Les quelque 150 millions d'euros proposés mardi seraient ouverts au contraire à tous les producteurs. Ils seraient indemnisés à hauteur de 30% du prix de référence de juin de ces dernières années des légumes les plus touchés - concombres, tomates et salades -, a précisé M. Ciolos.
              
Le fait que les fonds supplémentaires sont tirés du budget européen devrait satisfaire les pays qui, comme la France, refusent de débourser un centime pour indemniser cette crise partie d'Allemagne.
              

LES PRÉCISONS de NOTRE CORRESPONDANT SUR PLACE
Mais ils ont été jugés insuffisants par l'Espagne, premier exportateur de fruits et légumes en Europe, qui a vu ses ventes s'effondrer depuis que ses concombres ont été mis en cause --à tort-- par les autorités allemandes.
              
La ministre espagnole, Rosa Aguilar a insisté pour que les agriculteurs soient remboursés à 100%, à l'instar de son homologue français Bruno Le Maire, qui a réclamé "une indemnisation à l'euro près des pertes subies par les producteurs de légumes en France".
              
Madrid évalue ses pertes à environ 225 millions d'euros par semaine et veut que ce soit l'Allemagne qui endosse à 100% le dédommagement du préjudice, menaçant l'Allemagne de poursuites si elle si refuse.
              
Alors que la saison est à son apogée, la méfiance des consommateurs à l'égard des concombres, salades et tomates, coûte cher aussi aux producteurs allemands qui ont évalué leurs pertes à 50 millions d'euros.
              
Quant à la Fédération des produits frais, Freshfel Europe, elle a appelé mardi à ne pas oublier le reste du secteur, lui aussi durement touché par la crise.
              
Aujourd'hui, seuls les producteurs de fruits et légumes membres d'une organisation ont le droit de percevoir une indemnisation exceptionnelle pour leurs invendus, cofinancée par l'UE et les organisations.
              
Pour des raisons légales, l'aide d'urgence dégagée mardi devrait être versée aux organisations de producteurs, avec lesquelles les producteurs non affiliés seraient tenus de signer un contrat pour pouvoir en bénéficier.
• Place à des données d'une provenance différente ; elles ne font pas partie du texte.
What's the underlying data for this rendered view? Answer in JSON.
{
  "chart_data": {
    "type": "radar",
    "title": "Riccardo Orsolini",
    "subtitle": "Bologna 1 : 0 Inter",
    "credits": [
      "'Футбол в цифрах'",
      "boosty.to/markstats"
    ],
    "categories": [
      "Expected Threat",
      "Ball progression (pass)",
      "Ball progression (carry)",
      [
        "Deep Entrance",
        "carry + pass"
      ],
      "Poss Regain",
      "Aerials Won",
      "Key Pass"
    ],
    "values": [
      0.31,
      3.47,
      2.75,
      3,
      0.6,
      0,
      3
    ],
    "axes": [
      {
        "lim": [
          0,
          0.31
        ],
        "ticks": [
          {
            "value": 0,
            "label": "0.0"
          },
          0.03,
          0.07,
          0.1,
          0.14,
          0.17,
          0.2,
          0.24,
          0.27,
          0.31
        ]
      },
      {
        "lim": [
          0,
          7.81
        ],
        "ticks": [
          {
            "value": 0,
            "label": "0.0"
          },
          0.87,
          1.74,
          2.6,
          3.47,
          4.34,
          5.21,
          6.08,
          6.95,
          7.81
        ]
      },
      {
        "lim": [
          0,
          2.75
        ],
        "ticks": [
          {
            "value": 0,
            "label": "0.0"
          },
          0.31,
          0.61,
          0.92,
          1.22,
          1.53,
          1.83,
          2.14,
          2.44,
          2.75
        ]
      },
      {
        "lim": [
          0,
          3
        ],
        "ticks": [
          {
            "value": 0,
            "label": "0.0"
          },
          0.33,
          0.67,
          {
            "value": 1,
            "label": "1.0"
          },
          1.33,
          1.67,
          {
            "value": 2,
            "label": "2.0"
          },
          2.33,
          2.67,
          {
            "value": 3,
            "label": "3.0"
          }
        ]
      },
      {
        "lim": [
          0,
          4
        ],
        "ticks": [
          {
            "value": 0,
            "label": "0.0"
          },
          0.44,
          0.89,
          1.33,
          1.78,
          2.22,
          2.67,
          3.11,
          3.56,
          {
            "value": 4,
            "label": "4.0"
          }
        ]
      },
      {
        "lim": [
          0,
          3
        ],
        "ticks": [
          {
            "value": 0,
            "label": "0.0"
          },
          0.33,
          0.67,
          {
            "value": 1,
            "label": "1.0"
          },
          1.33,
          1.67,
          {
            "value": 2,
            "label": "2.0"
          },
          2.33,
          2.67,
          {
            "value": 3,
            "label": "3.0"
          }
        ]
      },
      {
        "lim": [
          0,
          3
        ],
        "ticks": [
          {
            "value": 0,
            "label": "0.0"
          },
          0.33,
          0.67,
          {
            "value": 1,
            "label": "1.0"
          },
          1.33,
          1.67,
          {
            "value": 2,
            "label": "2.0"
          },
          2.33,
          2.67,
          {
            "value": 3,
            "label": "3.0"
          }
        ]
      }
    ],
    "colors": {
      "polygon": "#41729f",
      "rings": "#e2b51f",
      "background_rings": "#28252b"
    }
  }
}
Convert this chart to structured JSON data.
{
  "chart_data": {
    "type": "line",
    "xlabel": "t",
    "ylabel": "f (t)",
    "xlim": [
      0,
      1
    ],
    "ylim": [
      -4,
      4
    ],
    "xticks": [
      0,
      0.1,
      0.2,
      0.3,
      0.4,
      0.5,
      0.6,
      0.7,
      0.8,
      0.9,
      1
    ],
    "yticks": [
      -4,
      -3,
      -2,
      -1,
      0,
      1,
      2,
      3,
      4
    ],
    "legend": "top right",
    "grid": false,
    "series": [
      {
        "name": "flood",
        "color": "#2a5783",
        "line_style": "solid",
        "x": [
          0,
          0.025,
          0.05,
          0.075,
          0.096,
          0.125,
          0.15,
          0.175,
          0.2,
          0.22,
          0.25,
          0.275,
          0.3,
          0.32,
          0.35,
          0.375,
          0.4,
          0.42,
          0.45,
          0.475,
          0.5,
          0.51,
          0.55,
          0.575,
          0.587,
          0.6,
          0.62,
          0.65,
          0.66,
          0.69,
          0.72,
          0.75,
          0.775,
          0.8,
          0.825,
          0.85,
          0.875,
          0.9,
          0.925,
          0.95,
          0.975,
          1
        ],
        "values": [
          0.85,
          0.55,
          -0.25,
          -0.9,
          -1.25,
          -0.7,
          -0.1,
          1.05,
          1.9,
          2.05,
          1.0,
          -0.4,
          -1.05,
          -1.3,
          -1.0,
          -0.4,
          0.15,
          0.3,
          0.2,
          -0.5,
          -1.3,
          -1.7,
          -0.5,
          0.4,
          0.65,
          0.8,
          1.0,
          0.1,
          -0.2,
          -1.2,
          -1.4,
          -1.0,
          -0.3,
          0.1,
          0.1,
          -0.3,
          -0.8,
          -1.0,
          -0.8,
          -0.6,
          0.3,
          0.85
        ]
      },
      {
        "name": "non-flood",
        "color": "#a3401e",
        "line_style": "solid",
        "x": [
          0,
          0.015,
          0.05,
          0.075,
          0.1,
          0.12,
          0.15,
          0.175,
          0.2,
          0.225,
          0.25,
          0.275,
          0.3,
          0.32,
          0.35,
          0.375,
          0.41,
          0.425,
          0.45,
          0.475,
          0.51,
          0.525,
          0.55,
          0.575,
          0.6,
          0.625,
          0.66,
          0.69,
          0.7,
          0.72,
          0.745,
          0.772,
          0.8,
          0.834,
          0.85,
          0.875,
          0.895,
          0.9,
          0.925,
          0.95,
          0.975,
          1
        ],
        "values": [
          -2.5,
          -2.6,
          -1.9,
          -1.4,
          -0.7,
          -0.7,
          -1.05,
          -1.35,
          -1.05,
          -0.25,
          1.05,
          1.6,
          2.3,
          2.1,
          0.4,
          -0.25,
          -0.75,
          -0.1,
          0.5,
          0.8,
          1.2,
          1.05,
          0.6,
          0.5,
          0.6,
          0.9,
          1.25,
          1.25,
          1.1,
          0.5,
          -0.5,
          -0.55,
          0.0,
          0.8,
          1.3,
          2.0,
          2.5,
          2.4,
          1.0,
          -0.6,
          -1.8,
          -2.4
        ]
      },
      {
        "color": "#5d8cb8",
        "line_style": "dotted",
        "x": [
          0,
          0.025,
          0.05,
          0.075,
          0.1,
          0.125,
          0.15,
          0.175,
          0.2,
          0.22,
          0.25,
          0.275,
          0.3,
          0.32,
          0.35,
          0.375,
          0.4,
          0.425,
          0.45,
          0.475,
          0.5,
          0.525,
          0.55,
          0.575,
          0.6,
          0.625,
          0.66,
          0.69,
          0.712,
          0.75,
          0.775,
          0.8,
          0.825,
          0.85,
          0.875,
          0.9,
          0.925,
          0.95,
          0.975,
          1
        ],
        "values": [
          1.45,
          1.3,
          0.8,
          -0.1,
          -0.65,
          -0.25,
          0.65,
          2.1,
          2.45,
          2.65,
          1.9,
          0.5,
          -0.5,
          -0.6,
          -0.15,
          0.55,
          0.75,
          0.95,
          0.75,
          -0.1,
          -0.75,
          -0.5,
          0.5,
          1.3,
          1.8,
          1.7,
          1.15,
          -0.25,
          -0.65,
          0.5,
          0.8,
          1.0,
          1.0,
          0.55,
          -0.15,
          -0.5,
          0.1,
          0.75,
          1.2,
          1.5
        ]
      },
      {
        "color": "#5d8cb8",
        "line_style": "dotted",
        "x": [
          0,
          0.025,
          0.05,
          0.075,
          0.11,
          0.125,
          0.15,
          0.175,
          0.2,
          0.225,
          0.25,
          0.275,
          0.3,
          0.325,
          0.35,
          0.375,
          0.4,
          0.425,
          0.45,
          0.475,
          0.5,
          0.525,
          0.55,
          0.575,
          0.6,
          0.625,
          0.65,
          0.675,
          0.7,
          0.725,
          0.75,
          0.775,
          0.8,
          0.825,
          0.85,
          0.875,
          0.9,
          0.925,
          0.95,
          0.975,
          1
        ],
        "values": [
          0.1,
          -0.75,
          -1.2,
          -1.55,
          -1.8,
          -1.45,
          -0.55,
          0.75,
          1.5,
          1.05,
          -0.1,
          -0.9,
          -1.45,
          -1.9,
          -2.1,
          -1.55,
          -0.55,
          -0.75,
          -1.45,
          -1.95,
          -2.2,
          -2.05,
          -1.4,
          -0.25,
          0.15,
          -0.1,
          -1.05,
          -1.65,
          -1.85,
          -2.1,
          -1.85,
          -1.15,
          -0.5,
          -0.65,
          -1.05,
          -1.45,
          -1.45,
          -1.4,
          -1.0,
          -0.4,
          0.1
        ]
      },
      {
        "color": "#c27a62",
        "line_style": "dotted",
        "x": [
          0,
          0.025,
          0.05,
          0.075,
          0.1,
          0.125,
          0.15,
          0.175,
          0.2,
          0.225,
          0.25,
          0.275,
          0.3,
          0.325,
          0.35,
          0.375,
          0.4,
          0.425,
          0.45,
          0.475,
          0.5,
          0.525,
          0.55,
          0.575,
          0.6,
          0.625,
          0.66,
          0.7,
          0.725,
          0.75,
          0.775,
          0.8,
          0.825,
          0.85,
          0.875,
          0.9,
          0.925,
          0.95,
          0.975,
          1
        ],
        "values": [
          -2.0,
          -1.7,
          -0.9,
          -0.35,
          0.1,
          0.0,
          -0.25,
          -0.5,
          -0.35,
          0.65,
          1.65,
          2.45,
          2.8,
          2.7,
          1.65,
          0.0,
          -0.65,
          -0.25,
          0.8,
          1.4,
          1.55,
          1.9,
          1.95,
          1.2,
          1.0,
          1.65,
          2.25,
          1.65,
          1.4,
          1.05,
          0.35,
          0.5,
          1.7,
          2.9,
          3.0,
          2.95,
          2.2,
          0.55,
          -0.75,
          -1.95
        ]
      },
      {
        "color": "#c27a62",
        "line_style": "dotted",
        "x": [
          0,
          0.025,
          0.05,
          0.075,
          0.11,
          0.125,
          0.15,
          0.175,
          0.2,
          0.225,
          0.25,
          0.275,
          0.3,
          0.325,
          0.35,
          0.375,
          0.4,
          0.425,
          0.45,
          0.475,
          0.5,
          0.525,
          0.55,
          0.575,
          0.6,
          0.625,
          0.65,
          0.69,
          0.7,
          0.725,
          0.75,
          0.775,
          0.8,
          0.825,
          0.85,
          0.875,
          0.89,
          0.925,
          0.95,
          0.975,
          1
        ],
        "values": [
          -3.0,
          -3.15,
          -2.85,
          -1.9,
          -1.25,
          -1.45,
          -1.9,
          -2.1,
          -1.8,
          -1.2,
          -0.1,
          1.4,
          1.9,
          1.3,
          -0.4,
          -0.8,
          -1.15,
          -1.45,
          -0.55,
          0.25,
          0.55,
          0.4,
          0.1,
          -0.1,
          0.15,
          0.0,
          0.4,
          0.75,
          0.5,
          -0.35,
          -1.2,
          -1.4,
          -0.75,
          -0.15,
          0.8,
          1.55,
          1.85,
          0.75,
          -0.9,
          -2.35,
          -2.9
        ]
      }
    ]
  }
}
Elle permettrait d'indemniser les producteurs pour leurs produits invendus depuis le 26 mai, selon une source proche du dossier.
              
Les ministres évoqueront également les moyens d'améliorer la traçabilité et le système d'alerte sanitaire, alors que plusieurs pays, notamment la Russie, ont interdit l'importation de légumes européens en attendant que la source de la contamination par la bactérie Eceh soit identifiée.